Life is very different on this cotton plantation. Slaves must pick at least two hundred pounds a day to avoid severe mistreatment. One of them, a beautiful teenage girl, picks over five hundred pounds and is a “special favorite” of Epps, who forces her to become his mistress. Solomon keeps his head down and works hard, but continues to search for a way back to his family. It’s hard, in a world where anyone sympathetic is too scared to help him... 

   

This film is exceedingly difficult to watch. It shows how slavery reduces human beings to property, and how one particular slaver treated his slaves worse than dogs. It’s unfathomable to most people to comprehend that kind of desensitization and prejudice. How could anyone stand by and do nothing in the face of such abuse? How could anyone abuse them? This level of cruelty is intense and not something we like to liner on. There is also not much hope in this film; it has a happy ending of sorts (he goes home years later) but it spends a lot more time showing the horrors he experienced than his eventual happiness at being reunited with his family. I found it quite depressing; this is the most brutal and unyielding continual depiction of slave abuse ever shown on screen.

   

It is well done from a purely cinematic standpoint, full of wonderful acting from many unknowns (and a few famous faces!). It paints a richly vivid, if cruel, portrait of the south and touches on the deeply unfair civil system of the time ... a world in which a man’s life can get destroyed, by him being forced into slavery and liberated, but who cannot win a case against his abductors. While the film is powerful, it misses an opportunity to leave room for complex discussions about the period and our perspective on slavery by continually shocking us with abuse. What we will remember from it is not our questions about how such a decent man as Ford could justify owning another human being and looking the other way at an educated slave, but the sight of Epps chaining a teenage girl naked to a post and beating her to a bloody pulp because she dared to walk across the field to get soap from a neighboring household.

     

Sexual Content:
Slaves are stripped naked and forced to bathe in front of people; they are displayed nude in front of potential buyers (frontal nudity on both sexes, backside nudity). A woman is stripped naked, shackled to a post, and whipped until bloody (her breasts and bare backside are seen). A man is shown raping a woman (she doesn't resist and is compliant, but he slaps her midway through when she stops breathing -- there is graphic movement). A woman takes a man's hand, places it on her breast under her shirt, and moves it around; then she moves his hand downward.

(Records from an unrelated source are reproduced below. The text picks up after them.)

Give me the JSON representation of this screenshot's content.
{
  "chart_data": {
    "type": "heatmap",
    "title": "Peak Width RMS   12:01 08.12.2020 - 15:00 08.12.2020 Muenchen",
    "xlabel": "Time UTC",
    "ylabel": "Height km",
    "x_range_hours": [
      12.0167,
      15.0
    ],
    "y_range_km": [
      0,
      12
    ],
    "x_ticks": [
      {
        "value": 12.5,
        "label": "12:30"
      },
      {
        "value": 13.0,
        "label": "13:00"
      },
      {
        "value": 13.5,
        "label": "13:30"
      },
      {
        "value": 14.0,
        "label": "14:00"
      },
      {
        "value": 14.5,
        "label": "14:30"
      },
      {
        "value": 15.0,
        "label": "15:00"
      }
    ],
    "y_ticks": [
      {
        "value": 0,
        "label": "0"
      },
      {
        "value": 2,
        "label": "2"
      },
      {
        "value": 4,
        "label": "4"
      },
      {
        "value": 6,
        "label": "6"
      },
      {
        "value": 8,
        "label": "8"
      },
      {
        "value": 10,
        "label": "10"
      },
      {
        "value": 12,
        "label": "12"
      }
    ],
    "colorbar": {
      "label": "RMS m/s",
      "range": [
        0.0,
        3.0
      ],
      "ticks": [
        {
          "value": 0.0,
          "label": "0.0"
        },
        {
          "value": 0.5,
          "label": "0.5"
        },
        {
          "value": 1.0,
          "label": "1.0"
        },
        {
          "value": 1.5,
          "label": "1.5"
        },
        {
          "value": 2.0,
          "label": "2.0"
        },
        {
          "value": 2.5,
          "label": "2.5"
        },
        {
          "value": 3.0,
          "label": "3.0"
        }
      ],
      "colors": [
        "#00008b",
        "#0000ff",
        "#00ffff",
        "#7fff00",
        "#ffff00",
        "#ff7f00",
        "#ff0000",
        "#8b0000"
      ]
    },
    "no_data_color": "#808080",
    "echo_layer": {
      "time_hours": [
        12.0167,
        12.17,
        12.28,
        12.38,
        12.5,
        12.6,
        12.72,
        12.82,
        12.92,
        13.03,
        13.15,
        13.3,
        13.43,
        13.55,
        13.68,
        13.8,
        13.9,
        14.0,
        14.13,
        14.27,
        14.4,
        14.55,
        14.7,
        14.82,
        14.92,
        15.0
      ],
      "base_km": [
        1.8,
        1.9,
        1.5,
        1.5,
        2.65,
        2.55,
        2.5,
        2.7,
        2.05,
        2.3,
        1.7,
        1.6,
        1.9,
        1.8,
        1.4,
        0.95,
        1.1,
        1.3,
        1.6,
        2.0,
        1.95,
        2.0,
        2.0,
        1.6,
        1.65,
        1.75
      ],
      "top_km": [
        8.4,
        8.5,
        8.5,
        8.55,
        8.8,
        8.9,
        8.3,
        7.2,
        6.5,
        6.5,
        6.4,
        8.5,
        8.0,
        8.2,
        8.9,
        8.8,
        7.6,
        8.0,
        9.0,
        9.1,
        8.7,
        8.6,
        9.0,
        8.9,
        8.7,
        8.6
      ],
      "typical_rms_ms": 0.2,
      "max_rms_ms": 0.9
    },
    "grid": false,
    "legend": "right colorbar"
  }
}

Movement and heavy breathing follows, before she turns away and cries. Mention is made of fulfilling the master's sexual desires.
 
Language:
Scattered bad language (sometimes God's name is coupled with a profanity). Rampant use of the word "n*gger."
 
Violence:
Slaves are brutalized and flogged. Lynched and left wriggling ... or left barely touching the ground, so they must stand on their toes for hours. A jealous wife abuses the slave girl that catches her husband's eye -- by slapping her, throwing things at her, and brutalizing her in private. These scenes are all intense and hard to watch. A teenage girl asks a man to kill her, by holding her head under water; she cannot stand the physical and sexual abuse any longer (he refuses).

Other:
One slave owner professes Christianity and is compassionate to his slaves. He reads them scripture, but still buys and sells them -- including his favorite, to a much harsher man. The new master uses scripture to defend brutalizing his slaves and flogging them mercilessly. He professes to keep Sunday holy but rapes his slave girl.